Jalanan menanjak  landai pun siap kami gowes, aksi balap-balapan pun di lakoni oleh Pak Roni, Aldi dan Pak Didit, saya pun coba turut serta pada saat jalan sudah mulai menanjak. Ketika saya sudah pada posisi depan tepat setelah sekolah madrasah Bismillah, saya merasa rombongan belakang pun tak kunjung terlihat, dan ketika saya sedang lelah-lelahnya menanjak, muncul lah mobil angkot dengan sepeda dan goweser di dalamnya, pak mars pun menawarkan saya untuk naik, tapi saya menolak karena sudah janji sama Pak Yopie untuk gowes sampe Serang, kemudian mereka pun melaju menuju Serang duluan. Ketika sampai di pertigaan pasar Ciomas yang lama, saya pun langsung menghampiri warung baso, karena perut mulai terasa perih kelaparan. Tak lama kemudian Pak Yopie pun datang, dan langsung membeli air minum di toko sebelah. Setelah menyantap baso dan mebeli persedian air minum, saya dan Pak Yopie pun melaju ke arah Serang, dengan bonus turunan yang cukup membantu.

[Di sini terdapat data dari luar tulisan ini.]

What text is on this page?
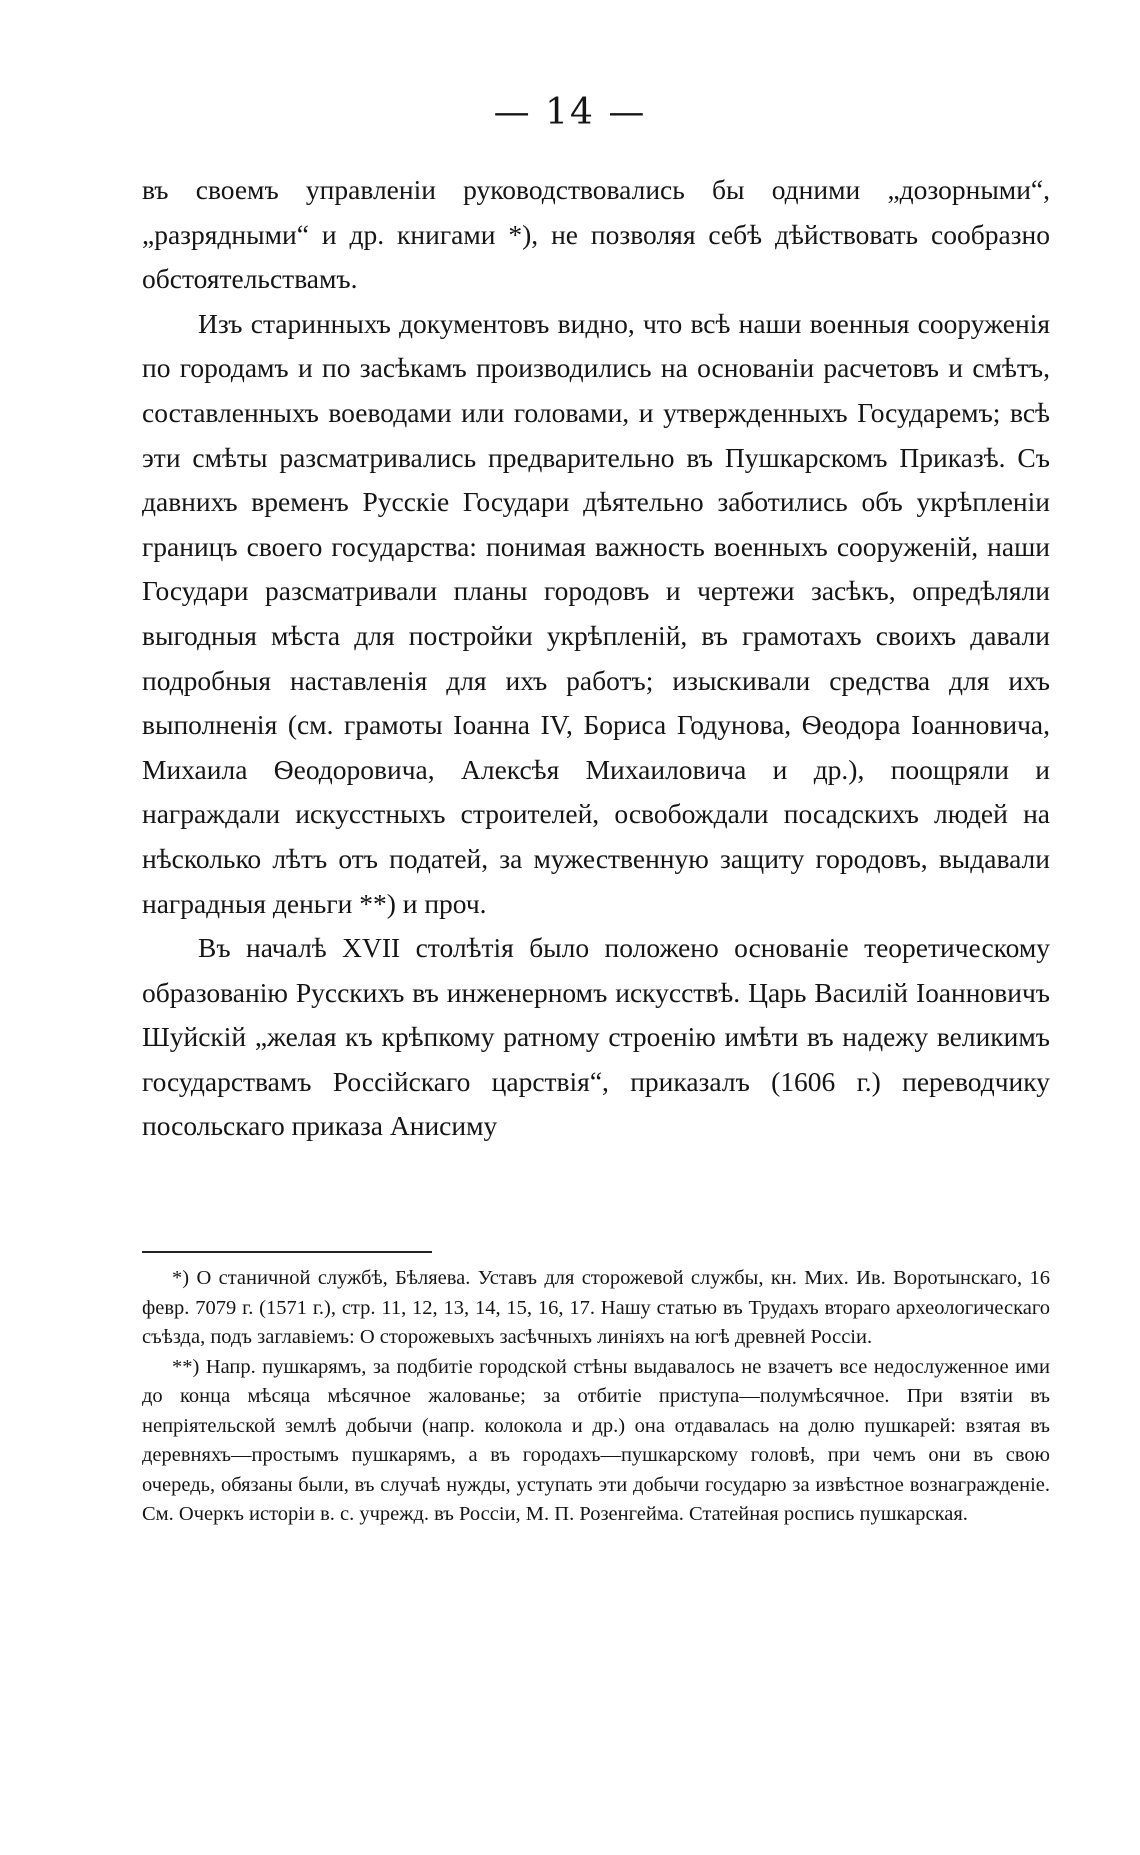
— 14 —

въ своемъ управленіи руководствовались бы одними „дозорными“, „разрядными“ и др. книгами *), не позволяя себѣ дѣйствовать сообразно обстоятельствамъ.

Изъ старинныхъ документовъ видно, что всѣ наши военныя сооруженія по городамъ и по засѣкамъ производились на основаніи расчетовъ и смѣтъ, составленныхъ воеводами или головами, и утвержденныхъ Государемъ; всѣ эти смѣты разсматривались предварительно въ Пушкарскомъ Приказѣ. Съ давнихъ временъ Русскіе Государи дѣятельно заботились объ укрѣпленіи границъ своего государства: понимая важность военныхъ сооруженій, наши Государи разсматривали планы городовъ и чертежи засѣкъ, опредѣляли выгодныя мѣста для постройки укрѣпленій, въ грамотахъ своихъ давали подробныя наставленія для ихъ работъ; изыскивали средства для ихъ выполненія (см. грамоты Іоанна IV, Бориса Годунова, Ѳеодора Іоанновича, Михаила Ѳеодоровича, Алексѣя Михаиловича и др.), поощряли и награждали искусстныхъ строителей, освобождали посадскихъ людей на нѣсколько лѣтъ отъ податей, за мужественную защиту городовъ, выдавали наградныя деньги **) и проч.

Въ началѣ XVII столѣтія было положено основаніе теоретическому образованію Русскихъ въ инженерномъ искусствѣ. Царь Василій Іоанновичъ Шуйскій „желая къ крѣпкому ратному строенію имѣти въ надежу великимъ государствамъ Россійскаго царствія“, приказалъ (1606 г.) переводчику посольскаго приказа Анисиму

*) О станичной службѣ, Бѣляева. Уставъ для сторожевой службы, кн. Мих. Ив. Воротынскаго, 16 февр. 7079 г. (1571 г.), стр. 11, 12, 13, 14, 15, 16, 17. Нашу статью въ Трудахъ втораго археологическаго съѣзда, подъ заглавіемъ: О сторожевыхъ засѣчныхъ линіяхъ на югѣ древней Россіи.

**) Напр. пушкарямъ, за подбитіе городской стѣны выдавалось не взачетъ все недослуженное ими до конца мѣсяца мѣсячное жалованье; за отбитіе приступа—полумѣсячное. При взятіи въ непріятельской землѣ добычи (напр. колокола и др.) она отдавалась на долю пушкарей: взятая въ деревняхъ—простымъ пушкарямъ, а въ городахъ—пушкарскому головѣ, при чемъ они въ свою очередь, обязаны были, въ случаѣ нужды, уступать эти добычи государю за извѣстное вознагражденіе. См. Очеркъ исторіи в. с. учрежд. въ Россіи, М. П. Розенгейма. Статейная роспись пушкарская.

Karena hari sudah gelap, kami pun berhati-hati dan pelan-pelan dalam menggowes, yang kami utamakan adalah keselamatan.Karena mengingat jalan Karundang sudah sepi dan gelap, maka kami putuskan untuk lewat Palima, kemudian berbelok ke arah Serang dan saya pun berpisah dengan Pak Yopie di pertigaan sempu, karena saya ada urusan dan harus melewati jalan Ahmad Yani. Alhamdulillah saya sampai dirumah pukul 20.00 WIB dengan total jarak gowes sampai 90 Km. Ternyata hanya selisih 30 menit sampai di rumah dengan rombongan yang naik angkot. Menurutku ini jadi pertanyaan, sebenernya dimana titik kelambatan yang naik mobil angkot?Padahal sebelum sampe Ciomas mereka sudah naik angkot dan melaju terlebih dahulu, dan saya malah berhenti untuk makan dulu.But, overall perjalanan yang sangat mengesankan, banyak cerita dibalik perjalanan, banyak canda yang menemani perjalanan, dan yang terpenting sampe dirumah dengan selamat Alhamduillah.